Antes disso, contudo, o presidente da Conamp disse preferir que seja aprovado pelo Congresso o Estatuto da Vítima (PL 3890/20), projeto de lei que tramita em regime de urgência na Câmara dos Deputados.

“Temos a expectativa de o estatuto trazer esse refinamento [sobre o crime de violência institucional]. Se não for possível, ai sim a gente vai analisar”, disse Murrieta sobre eventual ação da Conamp contra a nova lei de violência institucional. “Deixo muito clara a posição de nossa classe: nós somos muito claros em coibir [a revitimização], mas acho que precisamos ainda avançar na consolidação desse tipo penal”, acrescentou o promotor.

Prevenção

Uma das idealizadoras do projeto de lei, a promotora de Justiça Celeste Leite dos Santos, do Ministério Público de São Paulo (MPSP), explica que o Estatuto da Vítima pretende ser muito mais amplo e detalhado, sendo assim mais adequado, em sua opinião, para prevenir a revitimização, em vez de apenas puni-la, como prevê a criação do crime de violência institucional.

“O texto dessa nova lei [sobre violência institucional] está usando o direito penal de uma forma simbólica, como se o direito penal fosse capaz de modificar condutas, seja do policial, do promotor ou do juiz”, criticou a promotora. “É um instrumento muito aquém do que precisamos”.

O Estatuto da Vítima “trata dessa questão da revitimização de uma forma mais sistemática e técnica, designa o que seria essa conduta, estabelece as hipóteses em que as oitivas podem ser consideradas desnecessárias etc., não fica a cargo da discricionariedade de quem interpreta”,  explicou a promotora.

Celeste lidera o Projeto de Acolhimento de Vítimas, Análise e Resolução de Conflitos (Avarc), do MPSP, que desde 2018 utiliza técnicas preventivas à vitimização secundária, com acolhimento humanitário, emocional, jurídico e espiritual. “Tratamos o ser humano na sua integralidade”, resumiu ela. 

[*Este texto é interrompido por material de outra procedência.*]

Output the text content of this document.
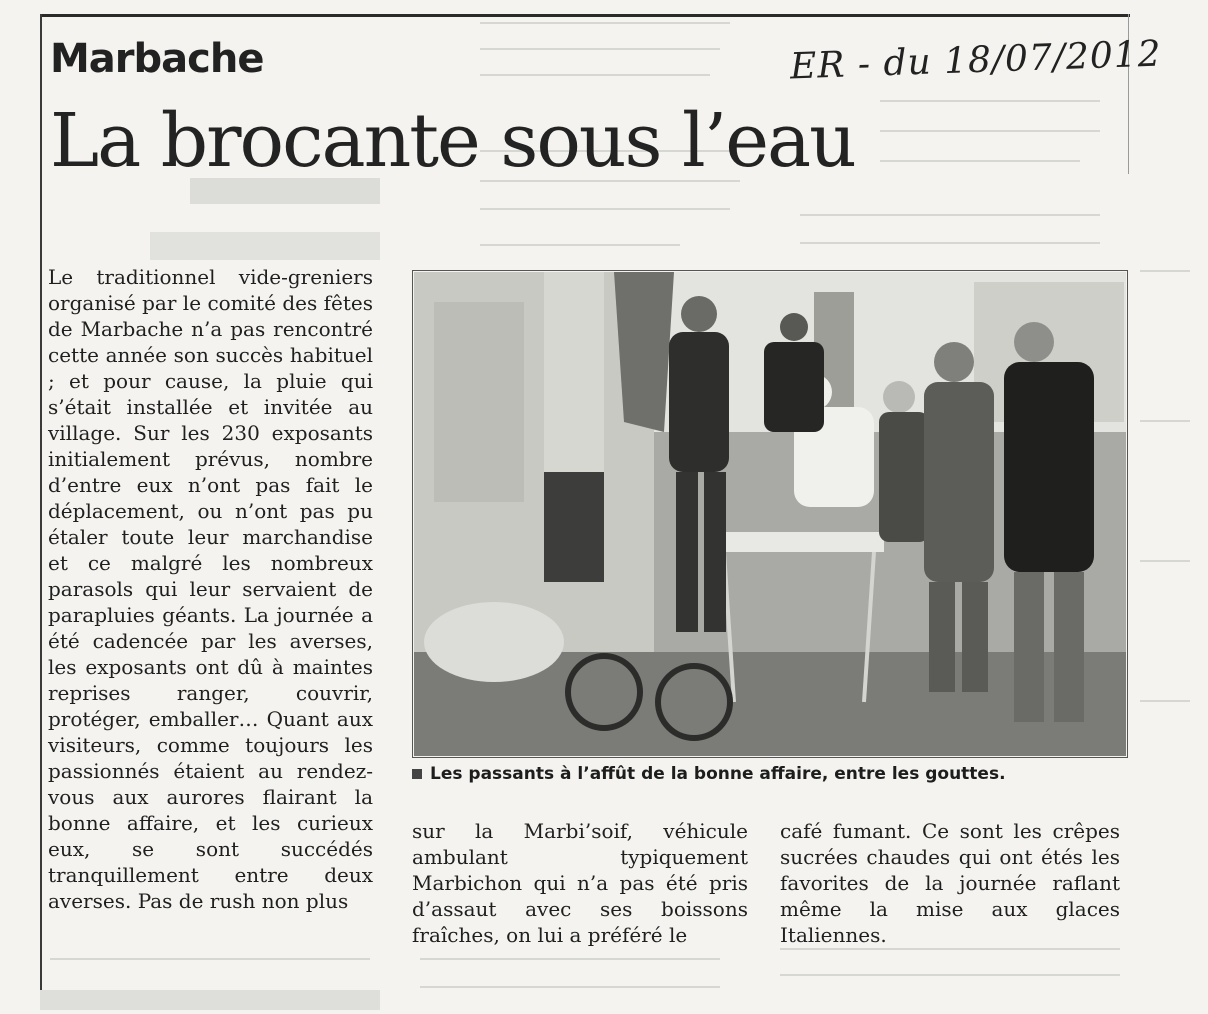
Marbache	ER - du 18/07/2012
La brocante sous l’eau

Le traditionnel vide-greniers organisé par le comité des fêtes de Marbache n’a pas rencontré cette année son succès habituel ; et pour cause, la pluie qui s’était installée et invitée au village. Sur les 230 exposants initialement prévus, nombre d’entre eux n’ont pas fait le déplacement, ou n’ont pas pu étaler toute leur marchandise et ce malgré les nombreux parasols qui leur servaient de parapluies géants. La journée a été cadencée par les averses, les exposants ont dû à maintes reprises ranger, couvrir, protéger, emballer… Quant aux visiteurs, comme toujours les passionnés étaient au rendez-vous aux aurores flairant la bonne affaire, et les curieux eux, se sont succédés tranquillement entre deux averses. Pas de rush non plus

Les passants à l’affût de la bonne affaire, entre les gouttes.

sur la Marbi’soif, véhicule ambulant typiquement Marbichon qui n’a pas été pris d’assaut avec ses boissons fraîches, on lui a préféré le

café fumant. Ce sont les crêpes sucrées chaudes qui ont étés les favorites de la journée raflant même la mise aux glaces Italiennes.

“Diferentemente de democracias mais avançadas, no Brasil não existem políticas públicas preventivas à vitimização, justamente por isso que estamos aguardando a aprovação do Estatuto da Vítima”, concluiu a promotora. 

O projeto de lei defendido por Celeste prevê, por exemplo, que as escolas de formação de agentes públicos designados para o atendimento às vítimas – como profissionais de saúde, da segurança pública e da justiça – ofereçam obrigatoriamente conteúdos voltados à prevenção da violência institucional contra vítimas, entre outras iniciativas.